結々が病室に行くと、葵の目は決まってどこかをぼんやりと見つめているだけでこちらを見ようともしない。

しばらくそうしているのだが、突然、苦しげに咳き込んでは痙攣をおこしてしまう。

そんなことの繰り返しだった。

医者達に囲まれ、ただ体をひくつかせては疲れ切って眠ってしまう彼を、結々は空っぽだと思った。

人は大切な人を亡くしたとき、怒るでも泣きわめくでもなく、ただ空っぽになってしまうのだと、発作を繰り返す葵の姿に実感していたのだった。


それでも結々は、葵のもとに毎日通う。

苦しむ葵の傍に、結々はそっと息を殺すようにして付き添うことしかできないが、こんな状態の葵を放ってなどおけない。

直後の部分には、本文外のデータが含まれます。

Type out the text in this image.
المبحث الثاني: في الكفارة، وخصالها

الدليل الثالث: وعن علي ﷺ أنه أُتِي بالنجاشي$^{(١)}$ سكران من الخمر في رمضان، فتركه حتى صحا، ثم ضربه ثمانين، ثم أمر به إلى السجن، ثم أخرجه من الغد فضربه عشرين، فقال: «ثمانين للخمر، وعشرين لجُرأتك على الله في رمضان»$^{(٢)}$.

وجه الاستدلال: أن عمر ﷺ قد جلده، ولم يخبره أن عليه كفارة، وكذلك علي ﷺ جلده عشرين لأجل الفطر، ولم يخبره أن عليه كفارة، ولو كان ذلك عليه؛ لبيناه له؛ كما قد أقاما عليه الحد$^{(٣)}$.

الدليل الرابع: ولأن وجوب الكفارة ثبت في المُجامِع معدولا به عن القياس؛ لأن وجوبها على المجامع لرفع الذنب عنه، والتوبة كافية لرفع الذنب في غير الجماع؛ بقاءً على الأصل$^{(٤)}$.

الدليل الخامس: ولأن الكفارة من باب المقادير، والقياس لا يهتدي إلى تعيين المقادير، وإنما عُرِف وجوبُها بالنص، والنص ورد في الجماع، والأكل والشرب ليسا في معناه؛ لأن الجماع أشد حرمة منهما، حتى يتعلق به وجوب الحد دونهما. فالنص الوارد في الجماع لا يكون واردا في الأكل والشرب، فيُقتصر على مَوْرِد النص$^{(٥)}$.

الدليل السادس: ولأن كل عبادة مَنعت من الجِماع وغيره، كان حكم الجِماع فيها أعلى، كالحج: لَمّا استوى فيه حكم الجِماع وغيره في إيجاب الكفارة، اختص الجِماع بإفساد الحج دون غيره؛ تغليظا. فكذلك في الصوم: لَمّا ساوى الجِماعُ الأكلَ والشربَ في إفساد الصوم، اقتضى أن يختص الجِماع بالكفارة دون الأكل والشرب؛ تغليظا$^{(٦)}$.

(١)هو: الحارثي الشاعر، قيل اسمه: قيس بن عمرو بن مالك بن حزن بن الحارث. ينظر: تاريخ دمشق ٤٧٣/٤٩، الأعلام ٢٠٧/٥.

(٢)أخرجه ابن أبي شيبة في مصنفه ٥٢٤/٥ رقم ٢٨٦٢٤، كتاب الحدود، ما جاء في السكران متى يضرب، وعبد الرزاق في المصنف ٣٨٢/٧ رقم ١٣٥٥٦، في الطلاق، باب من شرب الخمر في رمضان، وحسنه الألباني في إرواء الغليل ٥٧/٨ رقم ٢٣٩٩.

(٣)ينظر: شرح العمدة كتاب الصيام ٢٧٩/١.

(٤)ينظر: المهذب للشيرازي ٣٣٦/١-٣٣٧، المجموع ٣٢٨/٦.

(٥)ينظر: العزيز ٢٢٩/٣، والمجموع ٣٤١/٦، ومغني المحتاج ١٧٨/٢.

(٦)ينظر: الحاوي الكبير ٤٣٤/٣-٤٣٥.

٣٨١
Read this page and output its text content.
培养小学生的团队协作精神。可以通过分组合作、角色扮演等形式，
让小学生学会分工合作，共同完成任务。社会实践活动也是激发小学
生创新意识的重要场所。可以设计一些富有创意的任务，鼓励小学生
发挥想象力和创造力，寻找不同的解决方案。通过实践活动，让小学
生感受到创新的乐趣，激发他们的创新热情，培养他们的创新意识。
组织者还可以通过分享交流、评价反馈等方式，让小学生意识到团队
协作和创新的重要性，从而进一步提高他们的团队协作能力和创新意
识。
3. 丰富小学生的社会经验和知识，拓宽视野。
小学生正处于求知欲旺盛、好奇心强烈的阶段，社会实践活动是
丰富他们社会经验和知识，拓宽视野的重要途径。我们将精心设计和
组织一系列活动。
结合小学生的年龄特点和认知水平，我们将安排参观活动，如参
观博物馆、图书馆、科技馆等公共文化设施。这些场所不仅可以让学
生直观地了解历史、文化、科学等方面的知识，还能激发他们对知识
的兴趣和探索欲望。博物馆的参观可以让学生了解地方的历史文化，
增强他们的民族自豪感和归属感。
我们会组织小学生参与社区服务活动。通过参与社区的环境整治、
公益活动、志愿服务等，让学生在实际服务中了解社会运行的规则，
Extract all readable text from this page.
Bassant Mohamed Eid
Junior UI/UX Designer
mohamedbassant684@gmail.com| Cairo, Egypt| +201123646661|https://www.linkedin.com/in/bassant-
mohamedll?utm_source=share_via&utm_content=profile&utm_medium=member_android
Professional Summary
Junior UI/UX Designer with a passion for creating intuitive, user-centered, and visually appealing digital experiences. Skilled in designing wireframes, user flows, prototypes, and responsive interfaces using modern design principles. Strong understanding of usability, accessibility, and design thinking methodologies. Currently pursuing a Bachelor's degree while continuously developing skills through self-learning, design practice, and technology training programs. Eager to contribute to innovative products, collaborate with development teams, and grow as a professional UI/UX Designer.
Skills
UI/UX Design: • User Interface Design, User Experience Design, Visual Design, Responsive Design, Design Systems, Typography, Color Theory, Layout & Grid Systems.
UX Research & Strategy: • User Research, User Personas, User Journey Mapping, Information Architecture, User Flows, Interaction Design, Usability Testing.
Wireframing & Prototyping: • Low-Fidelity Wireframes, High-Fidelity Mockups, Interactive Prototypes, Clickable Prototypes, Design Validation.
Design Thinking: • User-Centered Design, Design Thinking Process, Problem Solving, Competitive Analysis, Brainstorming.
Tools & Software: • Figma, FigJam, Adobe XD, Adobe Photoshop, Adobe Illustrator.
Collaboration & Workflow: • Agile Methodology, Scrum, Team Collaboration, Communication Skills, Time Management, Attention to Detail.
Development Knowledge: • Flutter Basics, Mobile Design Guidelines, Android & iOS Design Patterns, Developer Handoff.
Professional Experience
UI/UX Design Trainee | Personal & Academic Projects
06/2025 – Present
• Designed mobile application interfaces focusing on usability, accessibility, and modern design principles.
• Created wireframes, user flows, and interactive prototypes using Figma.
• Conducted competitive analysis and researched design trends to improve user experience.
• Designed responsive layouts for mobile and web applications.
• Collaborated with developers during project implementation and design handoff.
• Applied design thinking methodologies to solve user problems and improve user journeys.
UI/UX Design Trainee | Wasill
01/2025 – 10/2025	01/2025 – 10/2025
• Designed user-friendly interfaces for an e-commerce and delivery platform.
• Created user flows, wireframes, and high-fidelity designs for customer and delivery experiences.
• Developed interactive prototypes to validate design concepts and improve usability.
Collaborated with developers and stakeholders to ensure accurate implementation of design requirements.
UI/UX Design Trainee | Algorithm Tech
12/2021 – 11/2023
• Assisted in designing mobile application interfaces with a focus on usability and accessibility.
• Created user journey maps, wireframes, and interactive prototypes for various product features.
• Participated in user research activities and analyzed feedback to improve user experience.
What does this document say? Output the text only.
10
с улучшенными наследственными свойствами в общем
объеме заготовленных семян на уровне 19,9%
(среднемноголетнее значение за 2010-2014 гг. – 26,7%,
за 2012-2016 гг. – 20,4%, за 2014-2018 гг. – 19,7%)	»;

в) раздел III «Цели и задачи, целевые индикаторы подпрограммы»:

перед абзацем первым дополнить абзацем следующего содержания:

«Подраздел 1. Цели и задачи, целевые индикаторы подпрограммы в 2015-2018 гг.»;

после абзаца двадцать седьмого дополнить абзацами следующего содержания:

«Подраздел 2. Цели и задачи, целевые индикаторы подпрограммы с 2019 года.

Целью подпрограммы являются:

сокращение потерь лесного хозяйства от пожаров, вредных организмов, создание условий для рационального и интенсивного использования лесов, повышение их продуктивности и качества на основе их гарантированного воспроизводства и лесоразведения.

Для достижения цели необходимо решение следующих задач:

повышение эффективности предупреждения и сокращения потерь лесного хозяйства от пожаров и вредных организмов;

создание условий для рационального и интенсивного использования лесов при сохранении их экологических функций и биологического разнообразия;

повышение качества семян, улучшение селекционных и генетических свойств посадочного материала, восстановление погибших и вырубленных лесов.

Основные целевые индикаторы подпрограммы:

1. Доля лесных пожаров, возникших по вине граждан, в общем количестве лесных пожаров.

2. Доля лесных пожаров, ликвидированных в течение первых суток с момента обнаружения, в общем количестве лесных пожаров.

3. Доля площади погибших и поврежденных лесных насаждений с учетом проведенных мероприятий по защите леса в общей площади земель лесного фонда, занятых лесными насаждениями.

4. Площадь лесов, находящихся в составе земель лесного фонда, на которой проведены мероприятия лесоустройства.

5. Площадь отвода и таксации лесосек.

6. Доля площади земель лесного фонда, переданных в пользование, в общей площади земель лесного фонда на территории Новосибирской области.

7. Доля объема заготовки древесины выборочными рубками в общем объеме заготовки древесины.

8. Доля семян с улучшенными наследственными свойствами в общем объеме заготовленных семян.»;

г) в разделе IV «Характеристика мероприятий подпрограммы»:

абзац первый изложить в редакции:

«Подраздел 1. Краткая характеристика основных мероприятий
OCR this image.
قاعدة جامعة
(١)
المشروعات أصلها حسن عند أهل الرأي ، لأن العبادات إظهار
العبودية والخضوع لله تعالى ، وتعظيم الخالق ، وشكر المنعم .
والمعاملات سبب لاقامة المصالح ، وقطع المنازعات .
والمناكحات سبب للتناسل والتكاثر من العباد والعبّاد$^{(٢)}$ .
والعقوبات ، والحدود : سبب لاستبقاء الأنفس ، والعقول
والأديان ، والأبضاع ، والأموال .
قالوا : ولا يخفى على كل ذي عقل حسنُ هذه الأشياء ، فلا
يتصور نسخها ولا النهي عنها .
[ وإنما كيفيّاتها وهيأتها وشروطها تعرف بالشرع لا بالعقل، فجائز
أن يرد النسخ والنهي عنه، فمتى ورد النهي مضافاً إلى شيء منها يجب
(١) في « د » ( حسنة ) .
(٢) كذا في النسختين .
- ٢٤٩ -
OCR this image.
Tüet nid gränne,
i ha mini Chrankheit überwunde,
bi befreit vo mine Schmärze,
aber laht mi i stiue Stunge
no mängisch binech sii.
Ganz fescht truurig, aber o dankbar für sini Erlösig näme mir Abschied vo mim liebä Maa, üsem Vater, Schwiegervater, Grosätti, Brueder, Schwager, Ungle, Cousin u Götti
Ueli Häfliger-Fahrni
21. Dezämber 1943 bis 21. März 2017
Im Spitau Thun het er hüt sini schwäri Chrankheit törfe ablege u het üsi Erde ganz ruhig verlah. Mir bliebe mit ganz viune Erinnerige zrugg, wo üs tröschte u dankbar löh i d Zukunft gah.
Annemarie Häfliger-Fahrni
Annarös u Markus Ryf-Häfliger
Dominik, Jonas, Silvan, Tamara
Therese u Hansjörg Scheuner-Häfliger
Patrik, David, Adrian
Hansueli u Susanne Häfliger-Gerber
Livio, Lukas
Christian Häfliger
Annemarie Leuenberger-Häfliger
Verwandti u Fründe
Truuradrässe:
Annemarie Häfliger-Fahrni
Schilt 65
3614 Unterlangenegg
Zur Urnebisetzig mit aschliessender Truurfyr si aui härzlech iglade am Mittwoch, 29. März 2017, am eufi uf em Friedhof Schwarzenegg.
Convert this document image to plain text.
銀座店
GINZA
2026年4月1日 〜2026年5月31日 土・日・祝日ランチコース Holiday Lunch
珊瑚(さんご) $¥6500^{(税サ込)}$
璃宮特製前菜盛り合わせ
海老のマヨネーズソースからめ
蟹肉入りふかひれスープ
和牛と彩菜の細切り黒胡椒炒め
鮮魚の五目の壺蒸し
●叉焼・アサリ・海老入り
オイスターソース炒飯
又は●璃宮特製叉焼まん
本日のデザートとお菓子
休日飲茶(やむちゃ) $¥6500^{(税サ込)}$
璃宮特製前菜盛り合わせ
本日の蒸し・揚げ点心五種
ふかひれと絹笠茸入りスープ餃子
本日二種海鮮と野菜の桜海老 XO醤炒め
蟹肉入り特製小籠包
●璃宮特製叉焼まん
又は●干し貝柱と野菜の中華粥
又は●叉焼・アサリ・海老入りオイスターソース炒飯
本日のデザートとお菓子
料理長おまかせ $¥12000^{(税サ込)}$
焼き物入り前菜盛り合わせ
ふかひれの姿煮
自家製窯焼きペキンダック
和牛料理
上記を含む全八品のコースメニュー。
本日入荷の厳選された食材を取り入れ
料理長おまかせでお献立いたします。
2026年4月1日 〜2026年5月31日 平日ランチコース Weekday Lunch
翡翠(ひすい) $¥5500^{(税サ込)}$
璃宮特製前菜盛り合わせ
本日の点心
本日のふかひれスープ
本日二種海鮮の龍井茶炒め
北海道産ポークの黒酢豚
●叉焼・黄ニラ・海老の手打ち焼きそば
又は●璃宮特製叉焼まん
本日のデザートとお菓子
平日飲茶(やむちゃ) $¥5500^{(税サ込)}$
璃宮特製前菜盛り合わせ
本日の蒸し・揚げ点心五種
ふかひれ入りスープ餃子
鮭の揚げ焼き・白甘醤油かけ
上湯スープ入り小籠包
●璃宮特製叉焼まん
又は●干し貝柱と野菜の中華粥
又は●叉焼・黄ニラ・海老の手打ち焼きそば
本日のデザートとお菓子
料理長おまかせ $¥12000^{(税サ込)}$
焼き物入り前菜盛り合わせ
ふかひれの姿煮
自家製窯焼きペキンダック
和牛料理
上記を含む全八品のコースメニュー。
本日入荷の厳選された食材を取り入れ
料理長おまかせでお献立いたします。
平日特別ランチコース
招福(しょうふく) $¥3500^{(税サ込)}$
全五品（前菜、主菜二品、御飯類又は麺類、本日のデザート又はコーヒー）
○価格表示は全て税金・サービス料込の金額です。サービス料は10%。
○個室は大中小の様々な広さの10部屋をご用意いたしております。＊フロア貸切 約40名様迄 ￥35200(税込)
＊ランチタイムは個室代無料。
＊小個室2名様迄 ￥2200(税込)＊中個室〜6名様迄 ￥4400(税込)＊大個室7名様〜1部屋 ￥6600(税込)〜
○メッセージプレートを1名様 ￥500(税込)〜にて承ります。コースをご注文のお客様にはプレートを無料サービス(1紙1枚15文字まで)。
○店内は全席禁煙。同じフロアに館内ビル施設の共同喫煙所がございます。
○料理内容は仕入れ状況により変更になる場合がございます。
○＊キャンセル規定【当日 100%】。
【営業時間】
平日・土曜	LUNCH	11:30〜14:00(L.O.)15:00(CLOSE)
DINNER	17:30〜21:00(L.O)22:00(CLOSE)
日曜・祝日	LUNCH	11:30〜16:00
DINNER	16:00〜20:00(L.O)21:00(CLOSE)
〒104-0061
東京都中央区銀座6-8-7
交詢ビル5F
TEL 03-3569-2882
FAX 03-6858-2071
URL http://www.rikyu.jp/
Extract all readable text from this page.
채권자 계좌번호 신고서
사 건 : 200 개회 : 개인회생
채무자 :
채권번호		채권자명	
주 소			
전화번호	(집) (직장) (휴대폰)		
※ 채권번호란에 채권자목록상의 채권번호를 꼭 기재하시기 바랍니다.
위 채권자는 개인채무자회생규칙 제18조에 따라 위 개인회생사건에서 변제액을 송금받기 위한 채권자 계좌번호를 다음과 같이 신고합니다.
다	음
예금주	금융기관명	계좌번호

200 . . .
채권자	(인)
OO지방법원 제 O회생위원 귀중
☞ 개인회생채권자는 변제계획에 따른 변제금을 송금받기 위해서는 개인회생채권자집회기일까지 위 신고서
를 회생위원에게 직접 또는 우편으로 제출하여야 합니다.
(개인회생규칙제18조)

だから今日も、こうして授業終わりに病院に足を運んでいるのだった。

また発作を起こしていたらどうしようと思いながらドアを開けると、しんとした空気に結々はベッドの方に目を向ける。

葵はそこで、静かな寝息を立てて眠っていた。

窓から差し込む夕日が、白を基調とした病室を橙に染める。

その中に差し込む金色の光の筋が、葵の穏やかな寝顔に降り注いでいた。

「先輩」

そう呼びかけても、葵は起きる気配がない。

きっと結々が来る前に発作を起こして、そのまま疲れ切って眠ってしまったのだろう。

今日はもう帰った方がいいかと、ドアの方に歩いて行こうとしたその時、背後からの微かな声に結々は立ち止まった。

「晴那……?」

葵の方を振り向くと、彼は薄目を開けてこちらを見ている。

傍まで行くと、弱弱しく手を掴まれた。

いきなりのことに結々は驚いて身を硬くするが、葵の瞳はおぼろげに揺れていて、寝ぼけているのだとわかる。

「晴那、でしょ」

葵の口が小さく動いて、呟きのような言葉を漏らす。

「なんだ、良かった。ちゃんと、晴那がいる」

結々と晴那を間違えているのだろう。

けれど葵はそういって安心したように微笑むから、結々は葵を現実に引き戻すことなどできなかった。

残酷だろうか、と思いながらも、結々は声を絞り出す。